Jean-Paul Demoule
Rencontre enregistrée à l’occasion de la parution de Mais où sont passés les Indo-Européens ? Aux origines du mythe de l’Occident de Jean-Paul Demoule (« La Librairie du XXIe siècle », Seuil, 2014), en sa présence, avec la participation de Maurice Olender, historien, professeur à l’EHESS à Paris, éditeur.
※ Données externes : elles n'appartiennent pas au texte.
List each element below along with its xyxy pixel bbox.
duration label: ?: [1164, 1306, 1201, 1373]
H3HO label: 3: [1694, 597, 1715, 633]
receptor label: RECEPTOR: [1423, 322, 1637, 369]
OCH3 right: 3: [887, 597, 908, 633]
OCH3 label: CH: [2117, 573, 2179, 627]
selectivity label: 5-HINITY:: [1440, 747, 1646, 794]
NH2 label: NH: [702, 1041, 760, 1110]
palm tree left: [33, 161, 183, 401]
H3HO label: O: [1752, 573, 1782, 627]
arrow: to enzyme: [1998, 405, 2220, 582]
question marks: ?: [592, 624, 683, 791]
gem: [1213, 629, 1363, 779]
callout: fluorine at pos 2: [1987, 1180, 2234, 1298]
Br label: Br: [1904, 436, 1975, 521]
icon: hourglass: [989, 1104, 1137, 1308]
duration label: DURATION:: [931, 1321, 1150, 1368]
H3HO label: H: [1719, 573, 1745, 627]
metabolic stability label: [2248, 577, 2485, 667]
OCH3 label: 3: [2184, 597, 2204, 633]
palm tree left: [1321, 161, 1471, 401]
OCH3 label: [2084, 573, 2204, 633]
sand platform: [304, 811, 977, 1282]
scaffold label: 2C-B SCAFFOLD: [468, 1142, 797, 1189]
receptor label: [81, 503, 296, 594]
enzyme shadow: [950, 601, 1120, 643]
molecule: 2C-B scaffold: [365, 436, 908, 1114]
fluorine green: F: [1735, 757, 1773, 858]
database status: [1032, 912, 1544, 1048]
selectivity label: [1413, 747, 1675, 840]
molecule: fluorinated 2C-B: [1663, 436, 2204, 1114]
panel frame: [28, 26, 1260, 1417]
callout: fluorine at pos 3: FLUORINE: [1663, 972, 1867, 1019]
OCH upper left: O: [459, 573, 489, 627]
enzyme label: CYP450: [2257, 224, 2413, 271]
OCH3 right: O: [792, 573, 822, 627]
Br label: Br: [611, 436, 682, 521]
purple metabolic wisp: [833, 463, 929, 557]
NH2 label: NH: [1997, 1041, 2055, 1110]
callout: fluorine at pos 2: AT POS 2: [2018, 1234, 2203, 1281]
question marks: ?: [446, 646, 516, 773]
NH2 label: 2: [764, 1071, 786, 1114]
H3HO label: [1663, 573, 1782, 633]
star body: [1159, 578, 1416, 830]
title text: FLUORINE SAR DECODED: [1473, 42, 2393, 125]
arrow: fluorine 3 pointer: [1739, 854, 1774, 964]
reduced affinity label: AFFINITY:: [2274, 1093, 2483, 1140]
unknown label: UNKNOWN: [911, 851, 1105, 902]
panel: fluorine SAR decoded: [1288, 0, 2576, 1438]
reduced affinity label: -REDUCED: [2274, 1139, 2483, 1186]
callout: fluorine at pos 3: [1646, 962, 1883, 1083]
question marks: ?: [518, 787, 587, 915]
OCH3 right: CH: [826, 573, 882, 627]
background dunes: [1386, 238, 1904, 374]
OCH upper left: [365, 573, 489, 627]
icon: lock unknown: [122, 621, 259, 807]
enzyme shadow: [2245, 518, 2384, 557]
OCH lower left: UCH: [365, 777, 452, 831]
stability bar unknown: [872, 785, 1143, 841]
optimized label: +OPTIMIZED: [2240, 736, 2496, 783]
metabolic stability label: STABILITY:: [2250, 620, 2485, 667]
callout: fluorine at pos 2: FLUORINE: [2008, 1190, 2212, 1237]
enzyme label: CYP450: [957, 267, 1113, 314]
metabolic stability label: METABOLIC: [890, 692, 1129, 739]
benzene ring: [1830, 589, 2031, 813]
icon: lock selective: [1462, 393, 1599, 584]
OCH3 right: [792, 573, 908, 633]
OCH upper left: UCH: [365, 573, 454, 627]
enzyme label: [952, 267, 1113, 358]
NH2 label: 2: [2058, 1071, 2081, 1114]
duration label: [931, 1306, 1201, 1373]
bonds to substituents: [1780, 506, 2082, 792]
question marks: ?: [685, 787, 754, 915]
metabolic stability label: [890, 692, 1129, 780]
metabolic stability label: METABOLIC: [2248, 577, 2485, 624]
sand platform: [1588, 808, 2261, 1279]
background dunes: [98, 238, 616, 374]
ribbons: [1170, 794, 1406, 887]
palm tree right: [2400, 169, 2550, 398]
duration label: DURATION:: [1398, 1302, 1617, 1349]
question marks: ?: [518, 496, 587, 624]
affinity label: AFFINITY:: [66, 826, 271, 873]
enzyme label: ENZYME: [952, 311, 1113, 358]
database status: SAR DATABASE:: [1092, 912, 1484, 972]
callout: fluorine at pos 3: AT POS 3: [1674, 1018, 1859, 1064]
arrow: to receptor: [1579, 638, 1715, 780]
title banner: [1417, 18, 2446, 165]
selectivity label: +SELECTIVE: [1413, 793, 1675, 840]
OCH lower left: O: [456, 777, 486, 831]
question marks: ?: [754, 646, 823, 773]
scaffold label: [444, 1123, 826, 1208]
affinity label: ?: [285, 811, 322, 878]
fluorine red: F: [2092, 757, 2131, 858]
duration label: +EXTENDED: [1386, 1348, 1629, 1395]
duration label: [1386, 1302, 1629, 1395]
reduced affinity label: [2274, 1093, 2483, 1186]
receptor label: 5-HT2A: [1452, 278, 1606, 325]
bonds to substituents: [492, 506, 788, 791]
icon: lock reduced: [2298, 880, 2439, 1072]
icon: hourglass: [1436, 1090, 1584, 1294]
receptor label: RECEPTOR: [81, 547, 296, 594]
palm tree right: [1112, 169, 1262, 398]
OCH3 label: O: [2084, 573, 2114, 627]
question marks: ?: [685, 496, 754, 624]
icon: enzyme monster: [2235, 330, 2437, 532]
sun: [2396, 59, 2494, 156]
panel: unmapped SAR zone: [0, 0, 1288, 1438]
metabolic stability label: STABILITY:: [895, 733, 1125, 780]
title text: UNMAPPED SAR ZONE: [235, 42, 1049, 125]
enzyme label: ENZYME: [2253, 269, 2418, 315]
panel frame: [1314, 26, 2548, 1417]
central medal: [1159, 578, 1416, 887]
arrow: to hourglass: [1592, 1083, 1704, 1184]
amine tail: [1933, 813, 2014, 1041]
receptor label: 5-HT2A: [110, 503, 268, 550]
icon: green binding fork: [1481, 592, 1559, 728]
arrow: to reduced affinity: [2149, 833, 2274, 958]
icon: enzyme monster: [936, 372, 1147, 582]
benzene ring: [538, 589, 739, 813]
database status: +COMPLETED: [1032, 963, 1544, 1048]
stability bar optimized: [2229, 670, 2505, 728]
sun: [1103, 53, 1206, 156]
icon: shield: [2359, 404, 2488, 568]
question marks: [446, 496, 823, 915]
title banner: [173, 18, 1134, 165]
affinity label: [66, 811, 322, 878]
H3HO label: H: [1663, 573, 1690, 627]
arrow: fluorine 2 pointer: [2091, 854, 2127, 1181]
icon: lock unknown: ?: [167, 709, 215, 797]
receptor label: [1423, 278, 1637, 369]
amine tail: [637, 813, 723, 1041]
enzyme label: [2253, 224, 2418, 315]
Rencontre animée par Emmanuel Laurentin, producteur de La Fabrique de l’Histoire sur France Culture
Mais où sont passés les Indo-Européens ? On les a vus passer par ici, depuis les steppes de Russie, ou par là, depuis celles de Turquie. Certains les ont même vus venir du Grand Nord. Mais qui sont les Indo-Européens ? Nos ancêtres, en principe, à nous les Européens, un petit peuple conquérant qui, il y a des millénaires, aurait pris le contrôle de l’Europe et d’une partie de l’Asie jusqu’à l’Iran et l’Inde, partout où, aujourd’hui, on parle des langues indo-européennes (langues romanes comme le français, slaves comme le russe, germaniques comme l’allemand, et aussi indiennes, iraniennes, celtiques, baltes, sans compter l’arménien, l’albanais ou le grec). Et depuis que les Européens ont pris possession d’une grande partie du globe, c’est presque partout que l’on parle des langues indo-européennes – sauf là où règne l’arabe ou le chinois. Mais les Indo-Européens ont-ils vraiment existé ? Est-ce une vérité scientifique, ou au contraire un mythe d’origine, celui des Européens, qui les dispenserait de devoir emprunter le leur aux Juifs, la Bible ? Jean-Paul Demoule prétend dans ce livre iconoclaste s’attaquer à la racine du mythe, à sa construction obligée, à ses détournements aussi, comme la sinistre idéologie aryenne du nazisme, qui vit encore. Il montre que l’archéologie la plus moderne ne valide aucune des hypothèses proposées sur les routes de ces invasions présumées, pas plus que les données les plus récentes de la linguistique, de la biologie ou de la mythologie. Pour expliquer les ressemblances entre ces langues, d’autres modèles restent à construire, bien plus complexes, mais infiniment plus intéressants.
Jean-Paul Demoule est professeur de protohistoire européenne à l’université de Paris I (Panthéon-Sorbonne) et membre de l’Institut universitaire de France. Il a mené des fouilles dans le cadre du programme de sauvetage régional de la vallée de l’Aisne, ainsi qu’en Grèce et en Bulgarie. Il s’est particulièrement intéressé aux problèmes de l’archéologie de sauvetage et a participé à l’élaboration de la loi française sur l’archéologie préventive et à la création de l’Institut national de recherches archéologiques préventives (Inrap), qu’il a présidé de 2001 à 2008. Ses travaux portent sur la néolithisation de l’Europe ainsi que sur les sociétés de l’âge du Fer, sur l’histoire de l’archéologie et son rôle social, ou encore sur ses constructions idéologiques et, à ce titre, sur le « problème indo-européen ». Il a publié notamment, comme auteur, éditeur ou coéditeur : La France archéologique, vingt ans d’aménagements et de découvertes (2004), La Révolution néolithique en France (2007), L’Archéologie préventive dans le monde (2007), Naissance de la figure, l’art du paléolithique à l’âge du Fer (2007), L’Avenir du passé, modernité de l’archéologie (2008), Les Origines de la culture, la révolution néolithique (2008), L’Europe, un continent redécouvert par l’archéologie (2009), La Fabrique de l’archéologie (2009), La Révolution néolithique dans le monde (2010) et On a retrouvé l’histoire de France (2012).